Je trouve chez les anciens historiographes et poètes, que plusieurs personnes sont nées en ce monde de façons bien étranges qui seraient trop longues à raconter : lisez le septième livre de Pline, si vous avez le temps. Mais vous n’en ouïtes jamais d’une si merveilleuse comme fut celle de Pantagruel : car c’était chose difficile à croire, comment il crût en corps et en force en peu de temps. Et Hercules n’était rien lorsque étant au berceau il tua les deux serpents : car lesdits serpents étaient bien petits et bien fragiles. Mais Pantagruel étant au berceau fit des choses bien épouvantables. Je laisse ici à dire comment à chacun de ses repas il humait le lait de quatre mille six cents vaches. Et comment pour faire un poêlon à cuire sa bouillie, furent occupés tous les poêliers de Saumur en Anjou, de Villedieu en Normandie, de Bramont en Lorraine ; et on lui donnait ladite bouillie dans un grand timbre qui à présent est encore à Bourges, près du palais ; mais ses dents étaient tellement grandes qu’il rompit un grand morceau dudit timbre, comme cela apparaît très bien.

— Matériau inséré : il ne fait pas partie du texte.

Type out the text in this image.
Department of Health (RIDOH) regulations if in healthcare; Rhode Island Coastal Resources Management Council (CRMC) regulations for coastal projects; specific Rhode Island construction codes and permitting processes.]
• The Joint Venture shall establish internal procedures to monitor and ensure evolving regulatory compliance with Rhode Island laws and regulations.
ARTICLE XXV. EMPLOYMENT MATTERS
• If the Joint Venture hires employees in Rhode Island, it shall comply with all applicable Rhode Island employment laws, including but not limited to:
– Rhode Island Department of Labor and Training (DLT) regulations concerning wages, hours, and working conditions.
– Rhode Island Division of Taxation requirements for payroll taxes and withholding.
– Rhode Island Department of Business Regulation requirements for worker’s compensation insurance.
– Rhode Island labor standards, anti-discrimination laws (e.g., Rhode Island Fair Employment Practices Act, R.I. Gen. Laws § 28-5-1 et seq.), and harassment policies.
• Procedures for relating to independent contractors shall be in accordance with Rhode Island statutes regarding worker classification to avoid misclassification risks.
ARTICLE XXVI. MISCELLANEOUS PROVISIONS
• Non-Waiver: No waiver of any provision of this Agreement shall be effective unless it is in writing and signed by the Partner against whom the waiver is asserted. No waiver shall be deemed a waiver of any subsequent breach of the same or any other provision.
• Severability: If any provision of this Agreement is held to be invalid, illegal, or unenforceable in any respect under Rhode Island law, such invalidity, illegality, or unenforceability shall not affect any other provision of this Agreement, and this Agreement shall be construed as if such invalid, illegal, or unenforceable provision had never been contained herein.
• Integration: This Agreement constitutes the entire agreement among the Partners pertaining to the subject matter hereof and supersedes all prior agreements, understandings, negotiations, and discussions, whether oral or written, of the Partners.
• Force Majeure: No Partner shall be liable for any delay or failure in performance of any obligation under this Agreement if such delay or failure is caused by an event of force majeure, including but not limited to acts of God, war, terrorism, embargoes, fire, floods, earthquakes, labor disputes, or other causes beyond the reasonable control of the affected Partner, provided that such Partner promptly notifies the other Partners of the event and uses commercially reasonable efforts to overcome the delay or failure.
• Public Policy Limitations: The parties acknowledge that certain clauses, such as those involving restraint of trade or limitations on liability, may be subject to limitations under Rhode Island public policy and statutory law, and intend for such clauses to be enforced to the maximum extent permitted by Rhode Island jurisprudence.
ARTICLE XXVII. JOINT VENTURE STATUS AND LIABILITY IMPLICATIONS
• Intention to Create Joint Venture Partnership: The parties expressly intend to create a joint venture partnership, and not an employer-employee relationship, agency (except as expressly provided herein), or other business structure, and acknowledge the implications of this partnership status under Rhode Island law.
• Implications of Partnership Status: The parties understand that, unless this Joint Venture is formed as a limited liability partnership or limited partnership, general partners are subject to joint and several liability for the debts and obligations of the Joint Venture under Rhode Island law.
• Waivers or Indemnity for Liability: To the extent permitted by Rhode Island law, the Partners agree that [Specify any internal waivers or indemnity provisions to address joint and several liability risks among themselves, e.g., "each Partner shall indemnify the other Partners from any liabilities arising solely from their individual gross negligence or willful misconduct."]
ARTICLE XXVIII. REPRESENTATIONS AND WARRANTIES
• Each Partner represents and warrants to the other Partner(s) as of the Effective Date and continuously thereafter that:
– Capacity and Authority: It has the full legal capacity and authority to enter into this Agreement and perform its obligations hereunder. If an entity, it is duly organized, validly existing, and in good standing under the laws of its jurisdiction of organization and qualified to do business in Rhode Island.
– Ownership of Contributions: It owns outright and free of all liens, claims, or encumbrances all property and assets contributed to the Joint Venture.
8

Certain jour, vers le matin, qu’on voulait le faire téter une de ses vaches (car il n’eut jamais d’autres nourrices à ce que dit l’histoire), il défit un de ses bras des liens qui le retenaient au berceau et prit ladite vache par-dessous le jarret, et lui mangea les deux tétins et la moitié du ventre, avec le foie et les rognons ; et l’eût toute dévorée, n’eût été qu’elle criait horriblement comme si les loups la tenaient aux jambes, auquel cri tout le monde arriva et on enleva ladite vache à Pantagruel. Mais ils ne surent si bien faire que le jarret ne lui demeurât comme il le tenait, et le mangeait très bien, comme vous feriez d’une saucisse, et quand on voulut lui ôter l’os, il l’avala bientôt comme un cormoran un petit poisson, et après il commença à dire « Bon, bon, bon, » car il ne savait encore bien parler : voulant donner à entendre qu’il l’avait trouvé fort bon ; et qu’il n’en fallait plus qu’autant. Ce que voyant ceux qui le servaient le lièrent avec de gros câbles comme sont ceux que l’on fait à Tain pour le voyage du sel à Lyon ; ou comme sont ceux du grand navire français qui est au port de Grâce, en Normandie. Mais une fois que s’échappa un grand ours que son père nourrissait, et lui venait lécher le visage, car les nourrices ne lui avaient bien à point torché les babines, il se défit desdits câbles aussi facilement que Samson d’entre les mains des Philistins, et vous prit Monsieur de l’Ours, et le mit en pièces comme un poulet, et vous en fit une bonne gorge chaude pour ce repas. Gargantua craignant qu’il ne se fit mal, fit faire quatre grosses chaînes de fer pour le lier, et placer des arcs-boutants à son berceau. Et de ces deux chaînes vous en avez une à la Rochelle, que l’on lève au soir entre les deux grosses tours du havre. L’autre est à Lyon. L’autre à Angers. Et la quatrième fut emportée par les diables pour lier Lucifer qui se déchaînait en ce temps-là, à cause d’une colique qui le tourmentait extraordinairement, pour avoir mangé en fricassée, à son déjeuner, l’âme d’un sergent. Et il demeura ainsi coi et pacifique : car il ne pouvait rompre facilement lesdites chaînes ; mêmement qu’il n’avait pas d’espace dans son berceau pour donner la secousse des bras. Mais voici ce qu’il arriva un jour de grande fête que son père donnait à tous les princes de sa cour. Tous les officiers étaient tellement occupés du festin, que l’on ne se souciait nullement du pauvre Pantagruel, et demeurait ainsi à reculorum.